Hi, I am in a desperate need of help with "screen scraping" script. I'm currently using a web service that returns information in xml. This service will be switched off shortly and I have to revert to the "old technique" of reading information off a html page (all legal under the terms and conditions of the information provider).

I think I know what I want to achieve, just don't know how... Can you point me to a tutorial or some examples on how to do it? This is what I understand I need to do:

  1. read extract page from external site (cURL?)
  2. dump content to a "buffer" (?)
  3. extract text that falls between <pre>...</pre> tags as rows
  4. remove column headers (always same rows - spreaded around the file)
  5. break individual rows (space as delimiter)
  6. join with another bit of info based on a common name - from external txt file
  7. write the lot into MySQL database
  8. repeat the process every 20 min past the hour (cgi script?)

Phew, and it used to be so simple... I'm running my site on php 4.4.4. My knowledge of php is very limited.

ANY HELP MUCH APPRECIATED!

    I was hoping for a pointer to a good tutorial since I can't find anything that would go "all the way"... I'll struggle bit by bit, if you can assist, much appreciated.

    My first hurdle - I can read the file but can't extract what's between <pre></pre> tags... here is what I've got so far:

    <?php
    // function to extract what's between the <pre></pre> tags
    function find($start, $end, $data) 
    { 
        if(false !== ($pos = strpos(strtolower($data), strtolower($start)))) 
        { 
            if($remove = stristr(($cropped = substr($data, $pos + strlen($start))), $end)) 
            { 
                return trim(str_replace($remove, '', $cropped)); 
            } 
        } 
        return false; 
    } 
    
    // create a new cURL resource
    $ch = curl_init();
    
    // set URL and other appropriate options
    curl_setopt($ch, CURLOPT_URL, "http://othersite.com/thisfile.txt");
    curl_setopt($ch, CURLOPT_HEADER, 0);
    
    // grab URL and pass it to the browser
    //curl_exec($ch);
    // grab URL and pass it to a variable
    $data = curl_exec($ch);
    
    // close cURL resource, and free up system resources
    curl_close($ch);
    
    // print to browser for check
    echo(find("<pre>", "</pre>", $data));
    
    
    ?> 
    

    function find doesn't seem to work, I get everything written to the browser. But it works if I just read the local file:

    <?
    function find($start, $end, $data) 
    { 
        if(false !== ($pos = strpos(strtolower($data), strtolower($start)))) 
        { 
            if($remove = stristr(($cropped = substr($data, $pos + strlen($start))), $end)) 
            { 
                return trim(str_replace($remove, '', $cropped)); 
            } 
        } 
        return false; 
    } 
    
    // set file to read
    $file = 'localdata.txt' or die('Could not open file!'); 
    // open file 
    $fh = fopen($file, 'r') or die('Could not open file!'); 
    // read file contents 
    $data = fread($fh, filesize($file)) or die('Could not read file!'); 
    // close file 
    fclose($fh); 
    
    
    echo(find("<pre>", "</pre>", $data));
    
    
    ?>
    

    Any suggestions?
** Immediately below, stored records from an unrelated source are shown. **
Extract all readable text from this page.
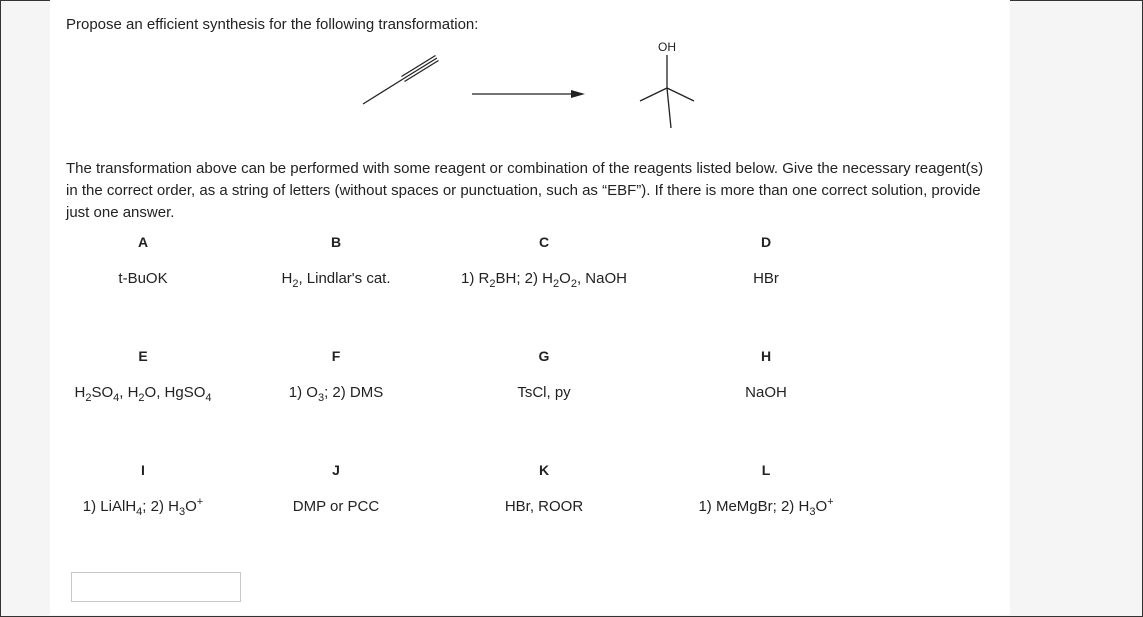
Propose an efficient synthesis for the following transformation:

OH

The transformation above can be performed with some reagent or combination of the reagents listed below. Give the necessary reagent(s) in the correct order, as a string of letters (without spaces or punctuation, such as “EBF”). If there is more than one correct solution, provide just one answer.

A
t-BuOK
B
$H_2$, Lindlar's cat.
C
1) $R_2BH$; 2) $H_2O_2$, NaOH
D
HBr
E
$H_2SO_4$, $H_2O$, HgSO$_4$
F
1) $O_3$; 2) DMS
G
TsCl, py
H
NaOH
I
1) LiAlH$_4$; 2) $H_3O^+$
J
DMP or PCC
K
HBr, ROOR
L
1) MeMgBr; 2) $H_3O^+$
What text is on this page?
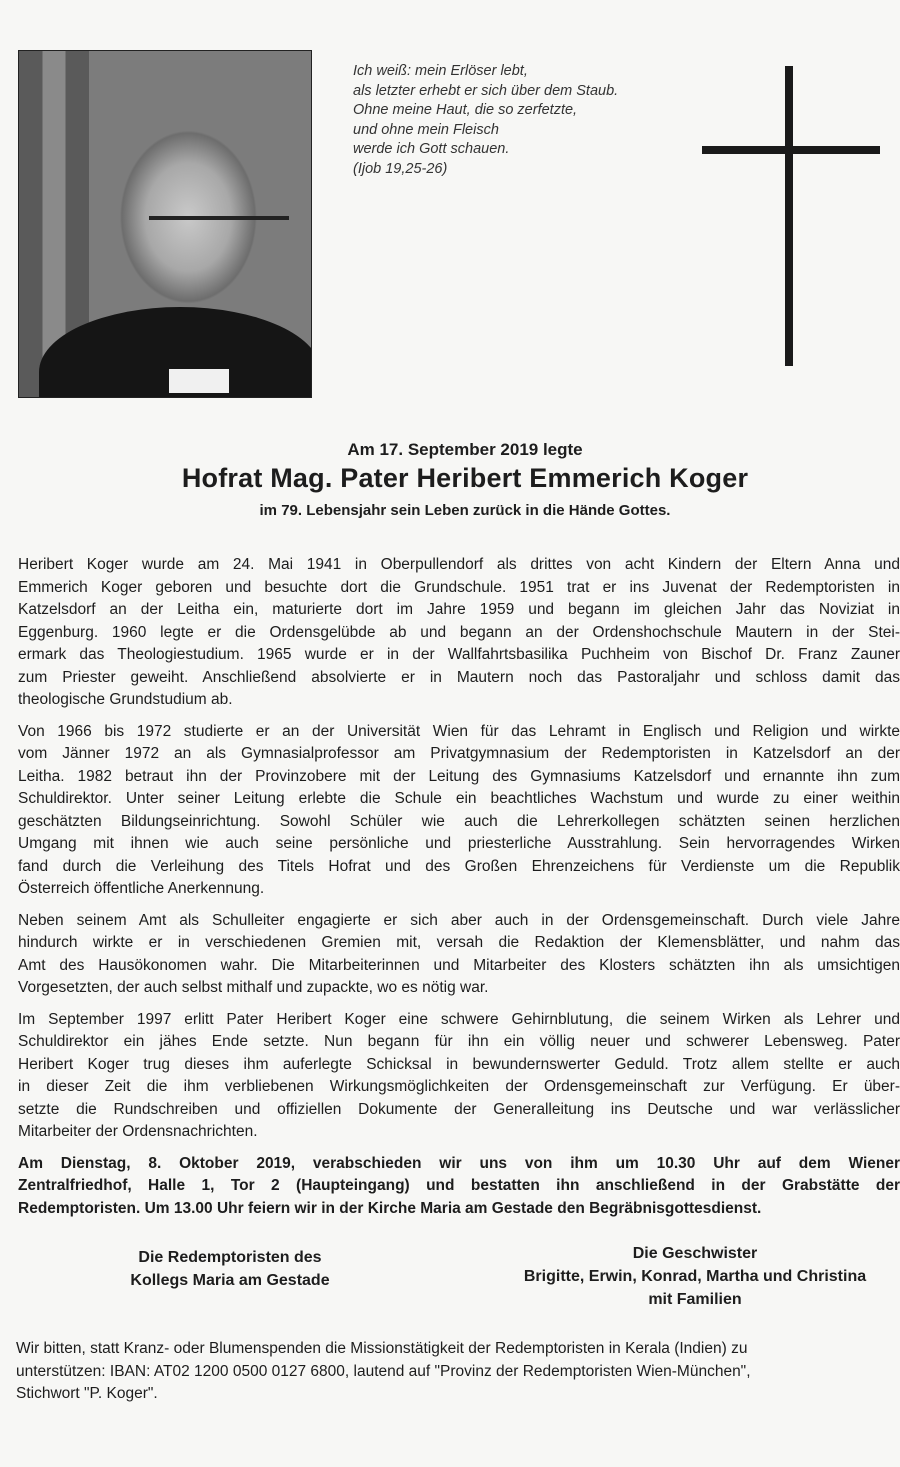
Ich weiß: mein Erlöser lebt,
als letzter erhebt er sich über dem Staub.
Ohne meine Haut, die so zerfetzte,
und ohne mein Fleisch
werde ich Gott schauen.
(Ijob 19,25-26)
Am 17. September 2019 legte
Hofrat Mag. Pater Heribert Emmerich Koger
im 79. Lebensjahr sein Leben zurück in die Hände Gottes.

Heribert Koger wurde am 24. Mai 1941 in Oberpullendorf als drittes von acht Kindern der Eltern Anna und
Emmerich Koger geboren und besuchte dort die Grundschule. 1951 trat er ins Juvenat der Redemptoristen in
Katzelsdorf an der Leitha ein, maturierte dort im Jahre 1959 und begann im gleichen Jahr das Noviziat in
Eggenburg. 1960 legte er die Ordensgelübde ab und begann an der Ordenshochschule Mautern in der Stei-
ermark das Theologiestudium. 1965 wurde er in der Wallfahrtsbasilika Puchheim von Bischof Dr. Franz Zauner
zum Priester geweiht. Anschließend absolvierte er in Mautern noch das Pastoraljahr und schloss damit das
theologische Grundstudium ab.

Von 1966 bis 1972 studierte er an der Universität Wien für das Lehramt in Englisch und Religion und wirkte
vom Jänner 1972 an als Gymnasialprofessor am Privatgymnasium der Redemptoristen in Katzelsdorf an der
Leitha. 1982 betraut ihn der Provinzobere mit der Leitung des Gymnasiums Katzelsdorf und ernannte ihn zum
Schuldirektor. Unter seiner Leitung erlebte die Schule ein beachtliches Wachstum und wurde zu einer weithin
geschätzten Bildungseinrichtung. Sowohl Schüler wie auch die Lehrerkollegen schätzten seinen herzlichen
Umgang mit ihnen wie auch seine persönliche und priesterliche Ausstrahlung. Sein hervorragendes Wirken
fand durch die Verleihung des Titels Hofrat und des Großen Ehrenzeichens für Verdienste um die Republik
Österreich öffentliche Anerkennung.

Neben seinem Amt als Schulleiter engagierte er sich aber auch in der Ordensgemeinschaft. Durch viele Jahre
hindurch wirkte er in verschiedenen Gremien mit, versah die Redaktion der Klemensblätter, und nahm das
Amt des Hausökonomen wahr. Die Mitarbeiterinnen und Mitarbeiter des Klosters schätzten ihn als umsichtigen
Vorgesetzten, der auch selbst mithalf und zupackte, wo es nötig war.

Im September 1997 erlitt Pater Heribert Koger eine schwere Gehirnblutung, die seinem Wirken als Lehrer und
Schuldirektor ein jähes Ende setzte. Nun begann für ihn ein völlig neuer und schwerer Lebensweg. Pater
Heribert Koger trug dieses ihm auferlegte Schicksal in bewundernswerter Geduld. Trotz allem stellte er auch
in dieser Zeit die ihm verbliebenen Wirkungsmöglichkeiten der Ordensgemeinschaft zur Verfügung. Er über-
setzte die Rundschreiben und offiziellen Dokumente der Generalleitung ins Deutsche und war verlässlicher
Mitarbeiter der Ordensnachrichten.

Am Dienstag, 8. Oktober 2019, verabschieden wir uns von ihm um 10.30 Uhr auf dem Wiener
Zentralfriedhof, Halle 1, Tor 2 (Haupteingang) und bestatten ihn anschließend in der Grabstätte der
Redemptoristen. Um 13.00 Uhr feiern wir in der Kirche Maria am Gestade den Begräbnisgottesdienst.

Die Redemptoristen des
Kollegs Maria am Gestade
Die Geschwister
Brigitte, Erwin, Konrad, Martha und Christina
mit Familien
Wir bitten, statt Kranz- oder Blumenspenden die Missionstätigkeit der Redemptoristen in Kerala (Indien) zu
unterstützen: IBAN: AT02 1200 0500 0127 6800, lautend auf "Provinz der Redemptoristen Wien-München",
Stichwort "P. Koger".
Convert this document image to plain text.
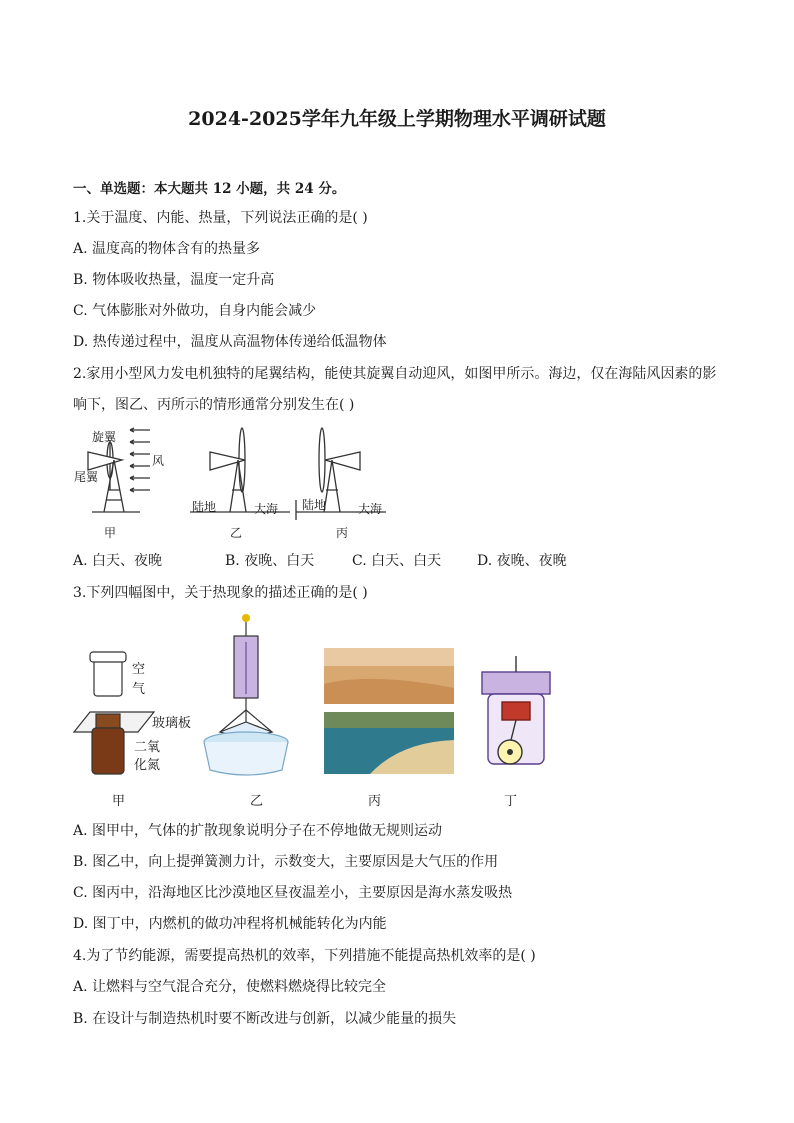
2024-2025学年九年级上学期物理水平调研试题
一、单选题：本大题共 12 小题，共 24 分。
1.关于温度、内能、热量，下列说法正确的是( )
A. 温度高的物体含有的热量多
B. 物体吸收热量，温度一定升高
C. 气体膨胀对外做功，自身内能会减少
D. 热传递过程中，温度从高温物体传递给低温物体
2.家用小型风力发电机独特的尾翼结构，能使其旋翼自动迎风，如图甲所示。海边，仅在海陆风因素的影
响下，图乙、丙所示的情形通常分别发生在( )
旋翼
尾翼
风
陆地	大海 陆地	大海
甲	乙	丙
A. 白天、夜晚	B. 夜晚、白天	C. 白天、白天	D. 夜晚、夜晚
3.下列四幅图中，关于热现象的描述正确的是( )
空
气
玻璃板
二氧
化氮
甲	乙	丙	丁
A. 图甲中，气体的扩散现象说明分子在不停地做无规则运动
B. 图乙中，向上提弹簧测力计，示数变大，主要原因是大气压的作用
C. 图丙中，沿海地区比沙漠地区昼夜温差小，主要原因是海水蒸发吸热
D. 图丁中，内燃机的做功冲程将机械能转化为内能
4.为了节约能源，需要提高热机的效率，下列措施不能提高热机效率的是( )
A. 让燃料与空气混合充分，使燃料燃烧得比较完全
B. 在设计与制造热机时要不断改进与创新，以减少能量的损失
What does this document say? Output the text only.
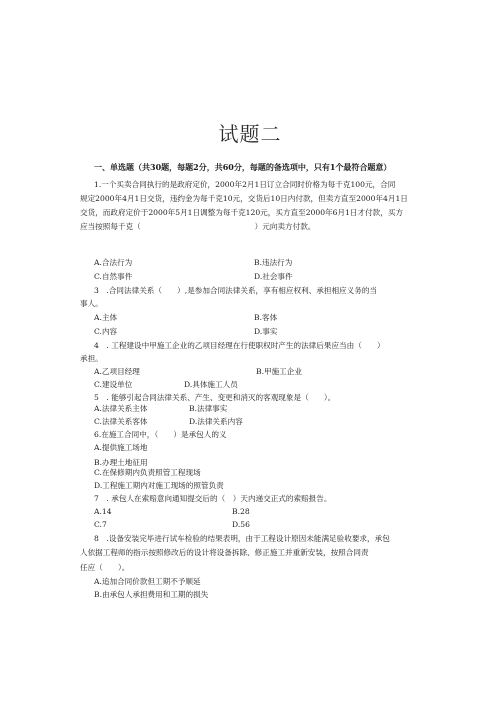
试题二
一、单选题（共30题，每题2分，共60分，每题的备选项中，只有1个最符合题意）
1.一个买卖合同执行的是政府定价，2000年2月1日订立合同时价格为每千克100元，合同
规定2000年4月1日交货，违约金为每千克10元，交货后10日内付款，但卖方直至2000年4月1日
交货，而政府定价于2000年5月1日调整为每千克120元，买方直至2000年6月1日才付款，买方
应当按照每千克（　　　　　　　　　　　　　　　）元向卖方付款。
A.合法行为	B.违法行为
C.自然事件	D.社会事件
3　.合同法律关系（　　）,是参加合同法律关系，享有相应权利、承担相应义务的当
事人。
A.主体	B.客体
C.内容	D.事实
4　. 工程建设中甲施工企业的乙项目经理在行使职权时产生的法律后果应当由（　　）
承担。
A.乙项目经理	B.甲施工企业
C.建设单位	D.具体施工人员
5　. 能够引起合同法律关系、产生、变更和消灭的客观现象是（　　）。
A.法律关系主体	B.法律事实
C.法律关系客体	D.法律关系内容
6.在施工合同中，（　　）是承包人的义
A.提供施工场地
B.办理土地征用
C.在保修期内负责照管工程现场
D.工程施工期内对施工现场的照管负责
7　. 承包人在索赔意向通知提交后的（　）天内递交正式的索赔报告。
A.14	B.28
C.7	D.56
8　.设备安装完毕进行试车检验的结果表明，由于工程设计原因未能满足验收要求，承包
人依据工程师的指示按照修改后的设计将设备拆除、修正施工并重新安装，按照合同责
任应（　　）。
A.追加合同价款但工期不予顺延
B.由承包人承担费用和工期的损失
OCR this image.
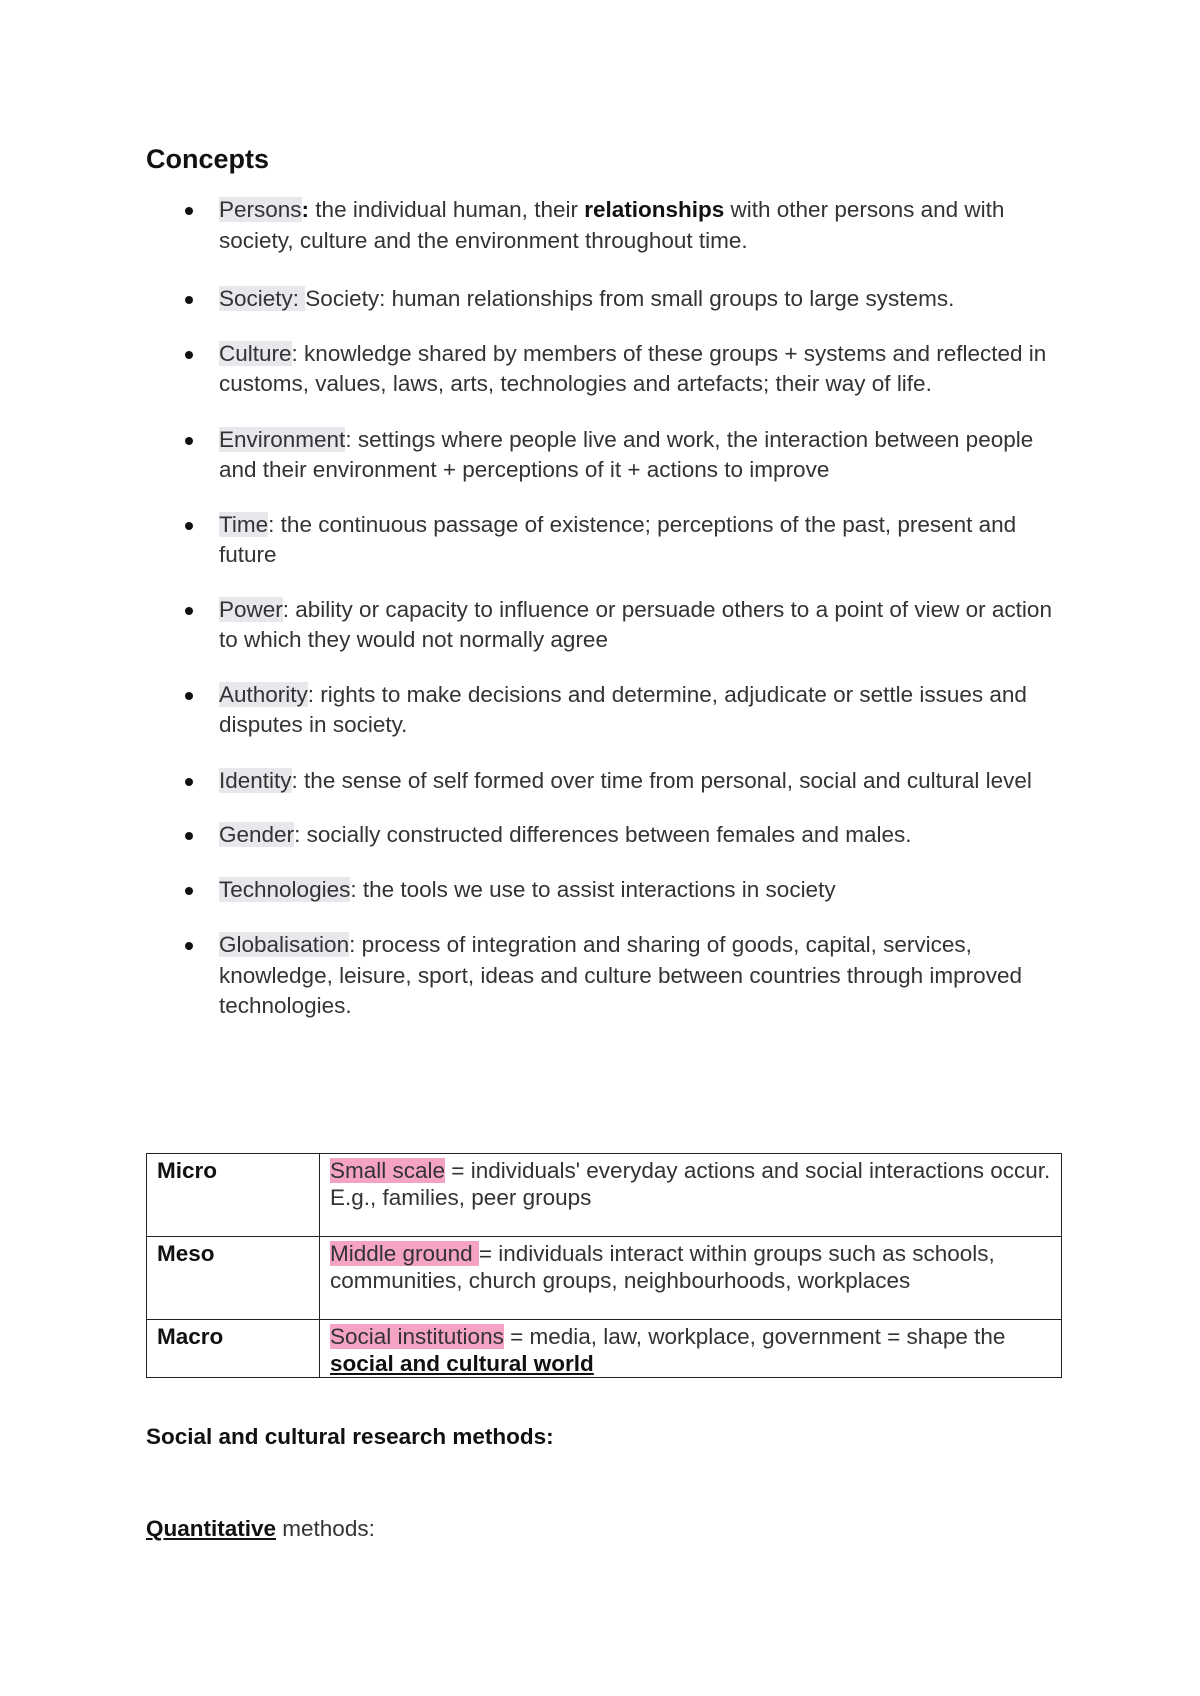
Concepts
Persons: the individual human, their relationships with other persons and with society, culture and the environment throughout time.
Society: Society: human relationships from small groups to large systems.
Culture: knowledge shared by members of these groups + systems and reflected in customs, values, laws, arts, technologies and artefacts; their way of life.
Environment: settings where people live and work, the interaction between people and their environment + perceptions of it + actions to improve
Time: the continuous passage of existence; perceptions of the past, present and future
Power: ability or capacity to influence or persuade others to a point of view or action to which they would not normally agree
Authority: rights to make decisions and determine, adjudicate or settle issues and disputes in society.
Identity: the sense of self formed over time from personal, social and cultural level
Gender: socially constructed differences between females and males.
Technologies: the tools we use to assist interactions in society
Globalisation: process of integration and sharing of goods, capital, services, knowledge, leisure, sport, ideas and culture between countries through improved technologies.
Micro	Small scale = individuals' everyday actions and social interactions occur. E.g., families, peer groups
Meso	Middle ground = individuals interact within groups such as schools, communities, church groups, neighbourhoods, workplaces
Macro	Social institutions = media, law, workplace, government = shape the social and cultural world

Social and cultural research methods:

Quantitative methods:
Thanks in advance.

      #3) use explode(), using <pre> as the splitting point. Then set a variable equal to the $array_name[1] to get all data after the <pre>. Then explode() it again, using </pre> as the splitter. Set variable equal to $array_name[0] to get the data before the </pre>

      #4) How are header lines identified? Depending on how your data is laid out, you might be able to be sneaky and do an explode(), based on the headers as seperators, followed by an implode() of the array...

      #5) Sounds like another explode() job.

      #6) This is actually 2 parts. First, open and read a file. I suggest you do a search on fread() to get a feel for what commands you are going to need to do this.

      Second, is contatenation. That is basically using a period between items to join them together. example: echo "I want a " . $present; will concatenate a text phrase with a variable called $present.

      #7) Somewhere in my posts, I wrote a basic MySQL/PHP "cheat sheet". If you can locate that, it will probably take care of this one...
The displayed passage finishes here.